Tue Nov 29 2022
Wed Nov 23 2022

TorchScale: Transformers at Scale

PyTorch
Deep learning
Language modeling
Neural machine translation
Vision pretraining

Presenting an open-source toolkit for scaling up Transformers, allowing for improved modeling generality and capability, training stability and efficiency. Demonstrates successful scaling to different sizes in language modeling and neural machine translation.

Enables efficient and effective scaling of Transformers for language modeling and neural machine translation, improving modeling generality and capability, training stability and efficiency.

Self-Supervised Learning based on Heat Equation

Self-supervised learning
Computer vision
Image classification
Object detection

Proposes a self-supervised learning method, QB-Heat, based on heat equation extension into high dimensional feature space.
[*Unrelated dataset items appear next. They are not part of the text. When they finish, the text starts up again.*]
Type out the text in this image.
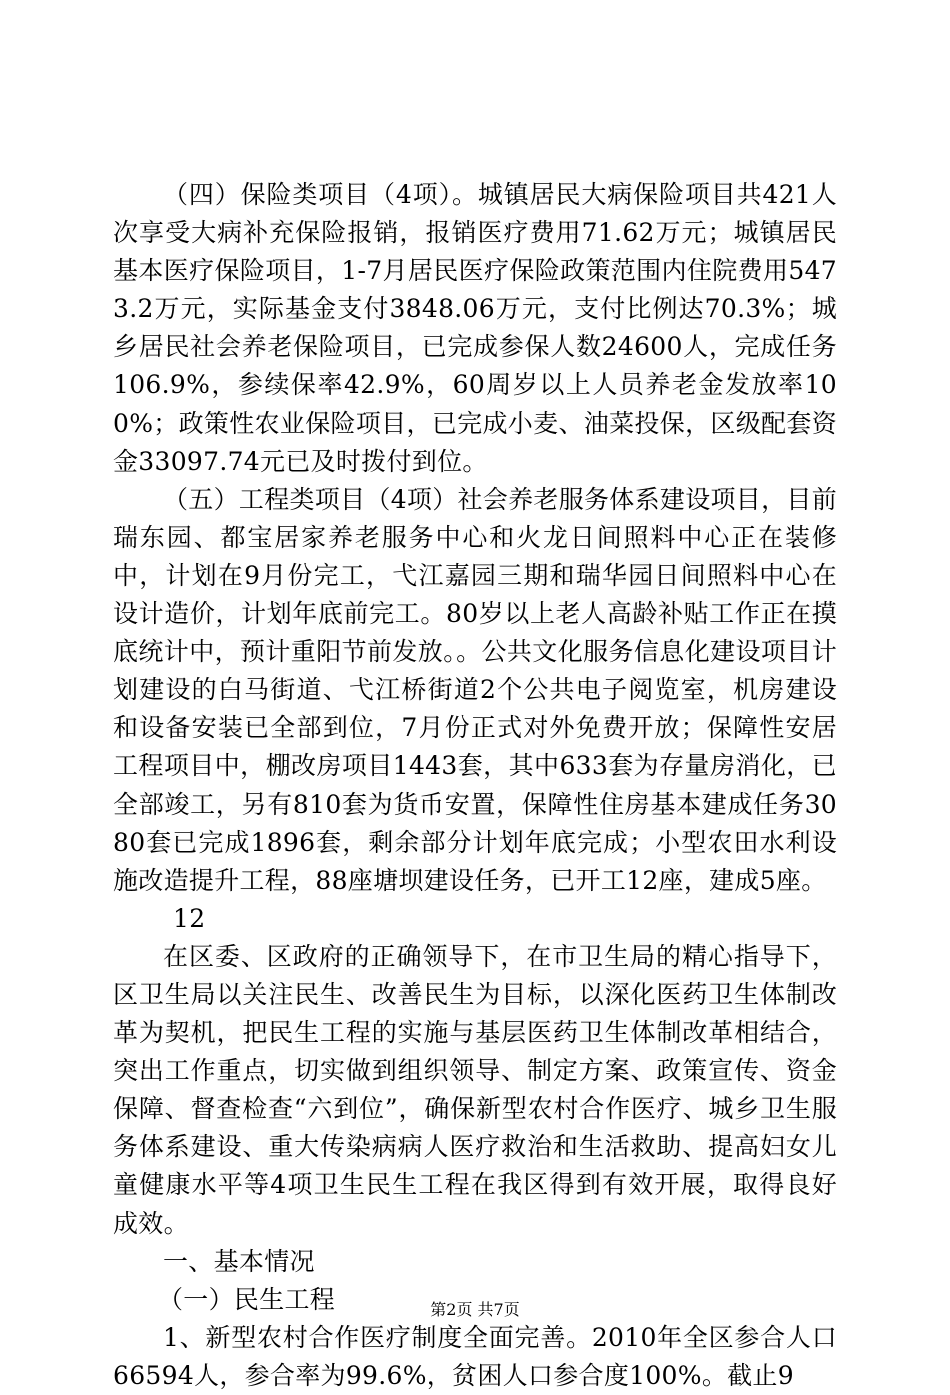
（四）保险类项目（4项）。城镇居民大病保险项目共421人次享受大病补充保险报销，报销医疗费用71.62万元；城镇居民基本医疗保险项目，1-7月居民医疗保险政策范围内住院费用5473.2万元，实际基金支付3848.06万元，支付比例达70.3%；城乡居民社会养老保险项目，已完成参保人数24600人，完成任务106.9%，参续保率42.9%，60周岁以上人员养老金发放率100%；政策性农业保险项目，已完成小麦、油菜投保，区级配套资金33097.74元已及时拨付到位。

（五）工程类项目（4项）社会养老服务体系建设项目，目前瑞东园、都宝居家养老服务中心和火龙日间照料中心正在装修中，计划在9月份完工，弋江嘉园三期和瑞华园日间照料中心在设计造价，计划年底前完工。80岁以上老人高龄补贴工作正在摸底统计中，预计重阳节前发放。。公共文化服务信息化建设项目计划建设的白马街道、弋江桥街道2个公共电子阅览室，机房建设和设备安装已全部到位，7月份正式对外免费开放；保障性安居工程项目中，棚改房项目1443套，其中633套为存量房消化，已全部竣工，另有810套为货币安置，保障性住房基本建成任务3080套已完成1896套，剩余部分计划年底完成；小型农田水利设施改造提升工程，88座塘坝建设任务，已开工12座，建成5座。

12

在区委、区政府的正确领导下，在市卫生局的精心指导下，区卫生局以关注民生、改善民生为目标，以深化医药卫生体制改革为契机，把民生工程的实施与基层医药卫生体制改革相结合，突出工作重点，切实做到组织领导、制定方案、政策宣传、资金保障、督查检查“六到位”，确保新型农村合作医疗、城乡卫生服务体系建设、重大传染病病人医疗救治和生活救助、提高妇女儿童健康水平等4项卫生民生工程在我区得到有效开展，取得良好成效。

一、基本情况

（一）民生工程

1、新型农村合作医疗制度全面完善。2010年全区参合人口66594人，参合率为99.6%，贫困人口参合度100%。截止9

第2页 共7页
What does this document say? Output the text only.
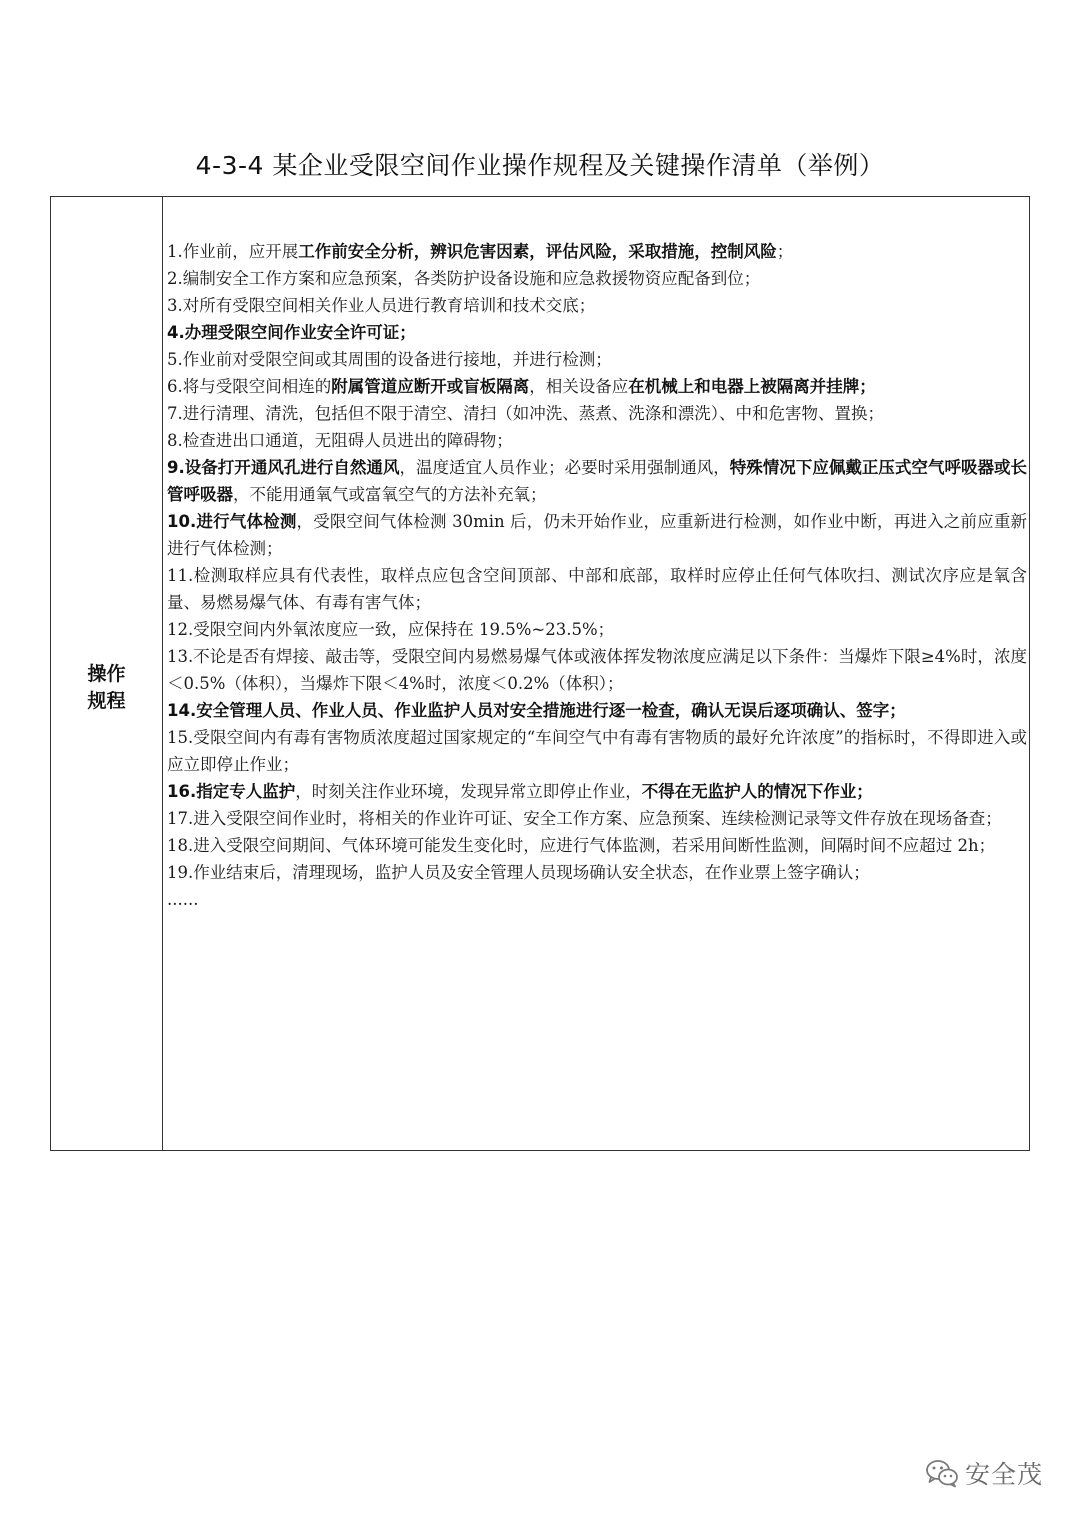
4-3-4 某企业受限空间作业操作规程及关键操作清单（举例）
操作规程

1.作业前，应开展工作前安全分析，辨识危害因素，评估风险，采取措施，控制风险；

2.编制安全工作方案和应急预案，各类防护设备设施和应急救援物资应配备到位；

3.对所有受限空间相关作业人员进行教育培训和技术交底；

4.办理受限空间作业安全许可证；

5.作业前对受限空间或其周围的设备进行接地，并进行检测；

6.将与受限空间相连的附属管道应断开或盲板隔离，相关设备应在机械上和电器上被隔离并挂牌；

7.进行清理、清洗，包括但不限于清空、清扫（如冲洗、蒸煮、洗涤和漂洗）、中和危害物、置换；

8.检查进出口通道，无阻碍人员进出的障碍物；

9.设备打开通风孔进行自然通风，温度适宜人员作业；必要时采用强制通风，特殊情况下应佩戴正压式空气呼吸器或长管呼吸器，不能用通氧气或富氧空气的方法补充氧；

10.进行气体检测，受限空间气体检测 30min 后，仍未开始作业，应重新进行检测，如作业中断，再进入之前应重新进行气体检测；

11.检测取样应具有代表性，取样点应包含空间顶部、中部和底部，取样时应停止任何气体吹扫、测试次序应是氧含量、易燃易爆气体、有毒有害气体；

12.受限空间内外氧浓度应一致，应保持在 19.5%~23.5%；

13.不论是否有焊接、敲击等，受限空间内易燃易爆气体或液体挥发物浓度应满足以下条件：当爆炸下限≥4%时，浓度＜0.5%（体积），当爆炸下限＜4%时，浓度＜0.2%（体积）；

14.安全管理人员、作业人员、作业监护人员对安全措施进行逐一检查，确认无误后逐项确认、签字；

15.受限空间内有毒有害物质浓度超过国家规定的“车间空气中有毒有害物质的最好允许浓度”的指标时，不得即进入或应立即停止作业；

16.指定专人监护，时刻关注作业环境，发现异常立即停止作业，不得在无监护人的情况下作业；

17.进入受限空间作业时，将相关的作业许可证、安全工作方案、应急预案、连续检测记录等文件存放在现场备查；

18.进入受限空间期间、气体环境可能发生变化时，应进行气体监测，若采用间断性监测，间隔时间不应超过 2h；

19.作业结束后，清理现场，监护人员及安全管理人员现场确认安全状态，在作业票上签字确认；

......

安全茂
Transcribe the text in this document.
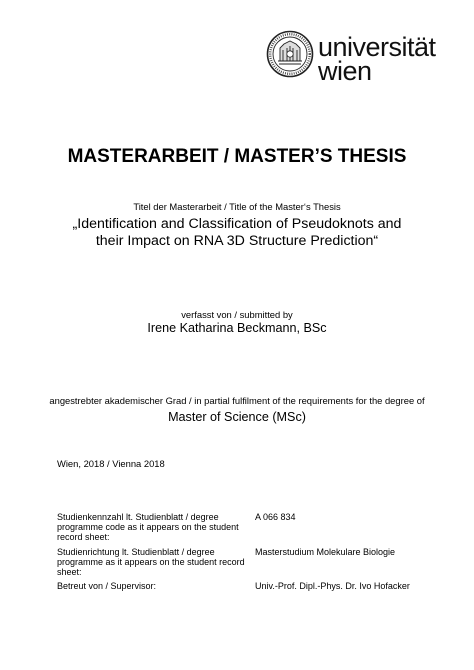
universität
wien
MASTERARBEIT / MASTER’S THESIS
Titel der Masterarbeit / Title of the Master‘s Thesis
„Identification and Classification of Pseudoknots and their Impact on RNA 3D Structure Prediction“
verfasst von / submitted by
Irene Katharina Beckmann, BSc
angestrebter akademischer Grad / in partial fulfilment of the requirements for the degree of
Master of Science (MSc)
Wien, 2018 / Vienna 2018
Studienkennzahl lt. Studienblatt / degree programme code as it appears on the student record sheet:
A 066 834
Studienrichtung lt. Studienblatt / degree programme as it appears on the student record sheet:
Masterstudium Molekulare Biologie
Betreut von / Supervisor:	Univ.-Prof. Dipl.-Phys. Dr. Ivo Hofacker
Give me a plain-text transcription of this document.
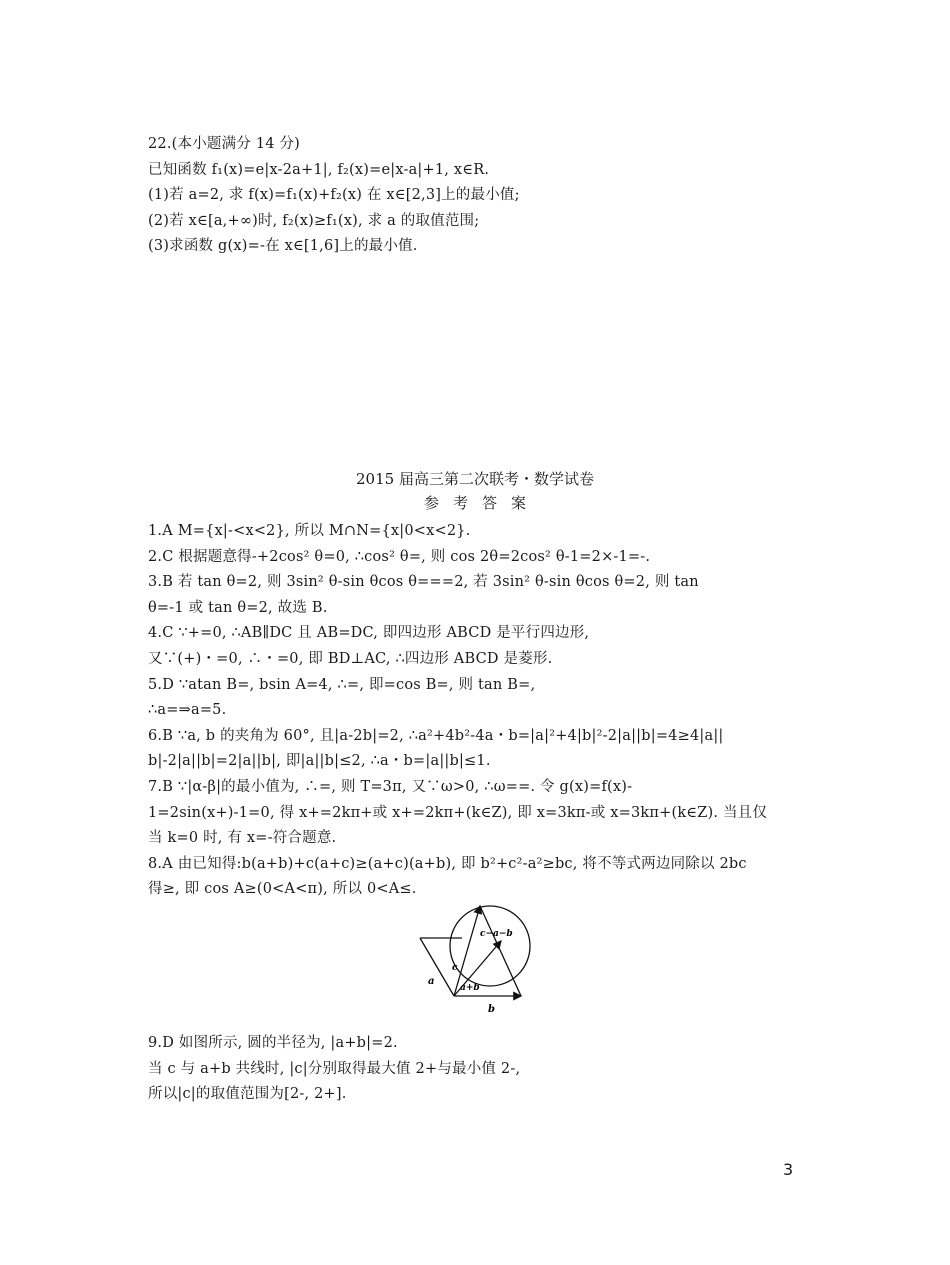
22.(本小题满分 14 分)
已知函数 f₁(x)=e|x-2a+1|, f₂(x)=e|x-a|+1, x∈R.
(1)若 a=2, 求 f(x)=f₁(x)+f₂(x) 在 x∈[2,3]上的最小值;
(2)若 x∈[a,+∞)时, f₂(x)≥f₁(x), 求 a 的取值范围;
(3)求函数 g(x)=-在 x∈[1,6]上的最小值.
2015 届高三第二次联考・数学试卷
参考答案
1.A M={x|-<x<2}, 所以 M∩N={x|0<x<2}.
2.C 根据题意得-+2cos² θ=0, ∴cos² θ=, 则 cos 2θ=2cos² θ-1=2×-1=-.
3.B 若 tan θ=2, 则 3sin² θ-sin θcos θ===2, 若 3sin² θ-sin θcos θ=2, 则 tan
θ=-1 或 tan θ=2, 故选 B.
4.C ∵+=0, ∴AB∥DC 且 AB=DC, 即四边形 ABCD 是平行四边形,
又∵(+)・=0, ∴・=0, 即 BD⊥AC, ∴四边形 ABCD 是菱形.
5.D ∵atan B=, bsin A=4, ∴=, 即=cos B=, 则 tan B=,
∴a=⇒a=5.
6.B ∵a, b 的夹角为 60°, 且|a-2b|=2, ∴a²+4b²-4a・b=|a|²+4|b|²-2|a||b|=4≥4|a||
b|-2|a||b|=2|a||b|, 即|a||b|≤2, ∴a・b=|a||b|≤1.
7.B ∵|α-β|的最小值为, ∴=, 则 T=3π, 又∵ω>0, ∴ω==. 令 g(x)=f(x)-
1=2sin(x+)-1=0, 得 x+=2kπ+或 x+=2kπ+(k∈Z), 即 x=3kπ-或 x=3kπ+(k∈Z). 当且仅
当 k=0 时, 有 x=-符合题意.
8.A 由已知得:b(a+b)+c(a+c)≥(a+c)(a+b), 即 b²+c²-a²≥bc, 将不等式两边同除以 2bc
得≥, 即 cos A≥(0<A<π), 所以 0<A≤.
c−a−b
c
a
a+b
b
9.D 如图所示, 圆的半径为, |a+b|=2.
当 c 与 a+b 共线时, |c|分别取得最大值 2+与最小值 2-,
所以|c|的取值范围为[2-, 2+].
3
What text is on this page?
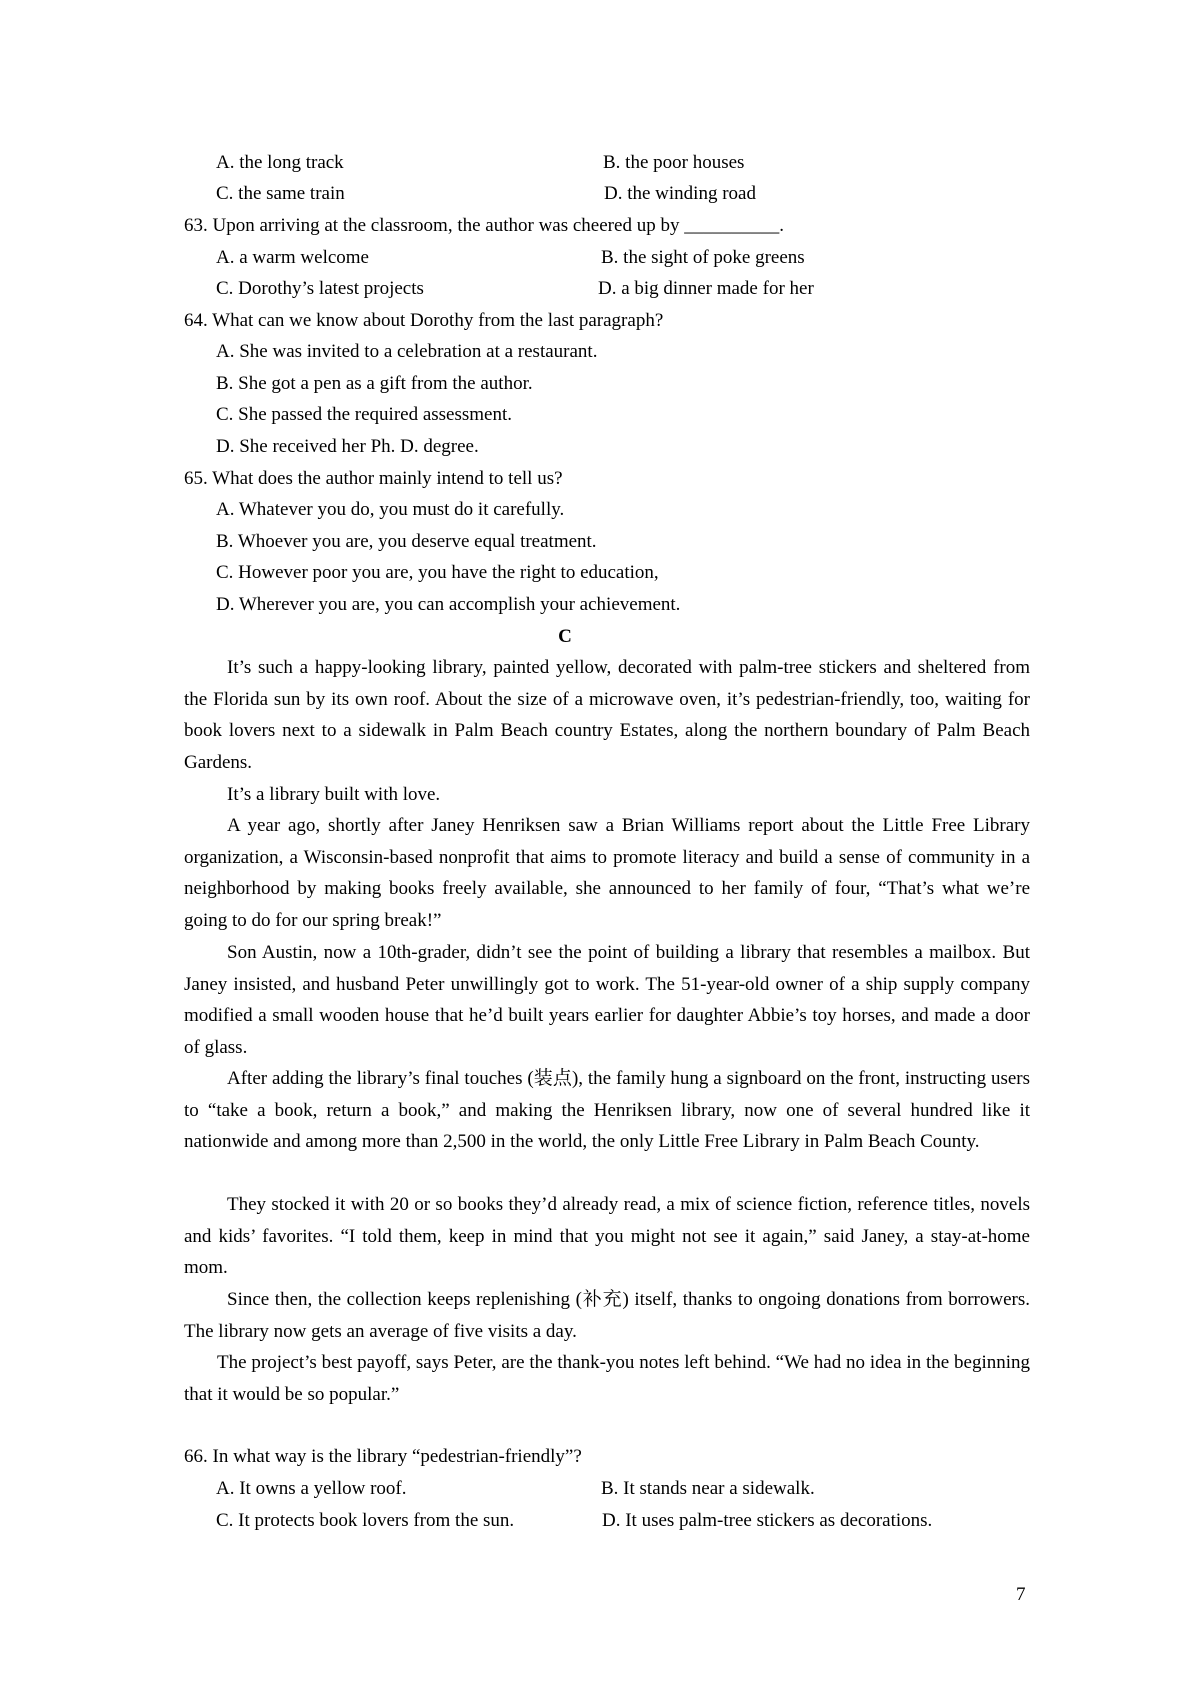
A. the long track	B. the poor houses
C. the same train	D. the winding road
63. Upon arriving at the classroom, the author was cheered up by __________.
A. a warm welcome	B. the sight of poke greens
C. Dorothy’s latest projects	D. a big dinner made for her
64. What can we know about Dorothy from the last paragraph?
A. She was invited to a celebration at a restaurant.
B. She got a pen as a gift from the author.
C. She passed the required assessment.
D. She received her Ph. D. degree.
65. What does the author mainly intend to tell us?
A. Whatever you do, you must do it carefully.
B. Whoever you are, you deserve equal treatment.
C. However poor you are, you have the right to education,
D. Wherever you are, you can accomplish your achievement.
C

It’s such a happy-looking library, painted yellow, decorated with palm-tree stickers and sheltered from the Florida sun by its own roof. About the size of a microwave oven, it’s pedestrian-friendly, too, waiting for book lovers next to a sidewalk in Palm Beach country Estates, along the northern boundary of Palm Beach Gardens.

It’s a library built with love.

A year ago, shortly after Janey Henriksen saw a Brian Williams report about the Little Free Library organization, a Wisconsin-based nonprofit that aims to promote literacy and build a sense of community in a neighborhood by making books freely available, she announced to her family of four, “That’s what we’re going to do for our spring break!”

Son Austin, now a 10th-grader, didn’t see the point of building a library that resembles a mailbox. But Janey insisted, and husband Peter unwillingly got to work. The 51-year-old owner of a ship supply company modified a small wooden house that he’d built years earlier for daughter Abbie’s toy horses, and made a door of glass.

After adding the library’s final touches (装点), the family hung a signboard on the front, instructing users to “take a book, return a book,” and making the Henriksen library, now one of several hundred like it nationwide and among more than 2,500 in the world, the only Little Free Library in Palm Beach County.

They stocked it with 20 or so books they’d already read, a mix of science fiction, reference titles, novels and kids’ favorites. “I told them, keep in mind that you might not see it again,” said Janey, a stay-at-home mom.

Since then, the collection keeps replenishing (补充) itself, thanks to ongoing donations from borrowers. The library now gets an average of five visits a day.

The project’s best payoff, says Peter, are the thank-you notes left behind. “We had no idea in the beginning that it would be so popular.”

66. In what way is the library “pedestrian-friendly”?
A. It owns a yellow roof.	B. It stands near a sidewalk.
C. It protects book lovers from the sun.	D. It uses palm-tree stickers as decorations.
7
QB-Heat enables simple masked image modeling for CNNs that works well for pre-training light-weight networks suitable for image classification and object detection.

Introduces QB-Heat, a simple self-supervised learning method that enables masked image modeling for CNNs that works well for pre-training light-weight networks suitable for image classification and object detection.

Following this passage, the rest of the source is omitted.